The film is a beautifully haunting ode to the end of frontier life through the eyes of a man struggling with the isolation, loneliness, & remorse that the totality of his life’s decisions and rapid societal industrialization have rendered him.
In a perfect casting choice as Robert, Joel Edgerton sells everything on his sullen, expressive, feature-laden face; the longing, the sadness, the listlessness, & the self-condemnation of a survivor withering in a new dawn. A man who comes alive in the presence of his newly formed family only to leave them over and over to provide for their livelihood, leaving for a dangerous job that doesn’t fulfill him or give him the bonds or purpose he desperately seeks when he’s on his own. Was all that time away worth it for anyone involved? Was destroying nature corrupting his soul? Was he cursed for allowing his fellow workers to conduct racist acts of violence? The film is a culmination of Robert’s endurance of the punishing change in society as he never quite thrives for the advancement of others.
The pacing and beautiful cinematography make every bit of the 100-minute runtime count. Breathtaking views of the expansive forestry of the Pacific Northwest capture the beauty as well as the remoteness & solitude. It’s a film that thrives on atmosphere & contemplation as much as its real life fears and actions. The film moves in a similar way to a lot of the work of Terrence Malick or the more isolated scenes of Michael Sarnoski’s Pig; awash in our connections to nature but forced there by grief.

Train Dreams. (L-R) Joel Edgerton as Robert Grainier and Kerry Condon as Claire Thompson in Train Dreams. Cr. BBP Train Dreams. LLC. © 2025.
The story also features such positive female characters in a time period that didn’t value them as much as they should.

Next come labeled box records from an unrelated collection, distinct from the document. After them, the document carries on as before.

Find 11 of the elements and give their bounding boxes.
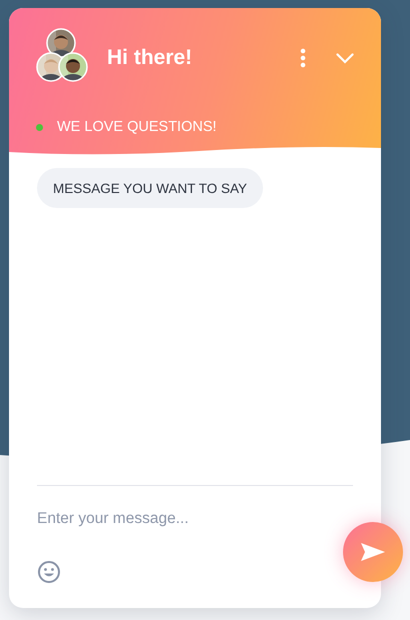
emoji-button[interactable] [37, 560, 61, 584]
status-text: WE LOVE QUESTIONS! [57, 119, 217, 135]
chevron-down-icon [336, 52, 354, 64]
kebab-menu-icon [300, 48, 306, 68]
chat-title: Hi there! [107, 46, 194, 70]
message-input[interactable]: Enter your message... [37, 507, 327, 531]
smiley-icon [37, 560, 61, 584]
send-icon [360, 542, 386, 562]
more-options-button[interactable] [298, 47, 308, 69]
message-bubble: MESSAGE YOU WANT TO SAY [37, 168, 264, 208]
collapse-button[interactable] [335, 51, 355, 65]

Felicity Jones as Robert’s wife Gladys & Kerry Condon (F1, The Banshees of Inisherin) as the fellow grief stricken widow Claire are given space to show their skill, vision, & ambition without giving in to societal pressure, despair, or a need for protection.
Train Dreams is one of Netflix’s strongest films of 2025. With a good start at the Gothams and a film that continues to impress at film festivals around the world, Train Dreams may make their dreams come true with a trip to the Oscars stage.
Watch Train Dreams If You Like
- Days of Heaven
- Boyhood
- Pig
- Jockey
- Sing Sing
MVP of Train Dreams
Joel Edgerton as Robert Grainier
For over two decades, Aussie import Edgerton has impressed international audiences with his incredible range, versatility, & emotionality. He can be tender as much as he can be explosive. He has a pain behind his eyes that makes him perfect as the heart & soul of your film and Train Dreams is no different.
With Robert Grainier, Edgerton draws you in as a gruff yet vulnerable frontiersman who longs for purpose & stability in a punishing period of American life. To be so quiet yet so impactful speaks to how powerful his presence & features are at the center of your frame. You can’t do much better casting than Edgerton for this moody film that engages on subtlety.
A methodical, haunting, & poetic examination of life, love, & grief at the end of frontier life into the 20th century. Edgerton, Jones, & Condon make every scene count for Oscar-nominated writers Clint Bentley & Greg Kwedar.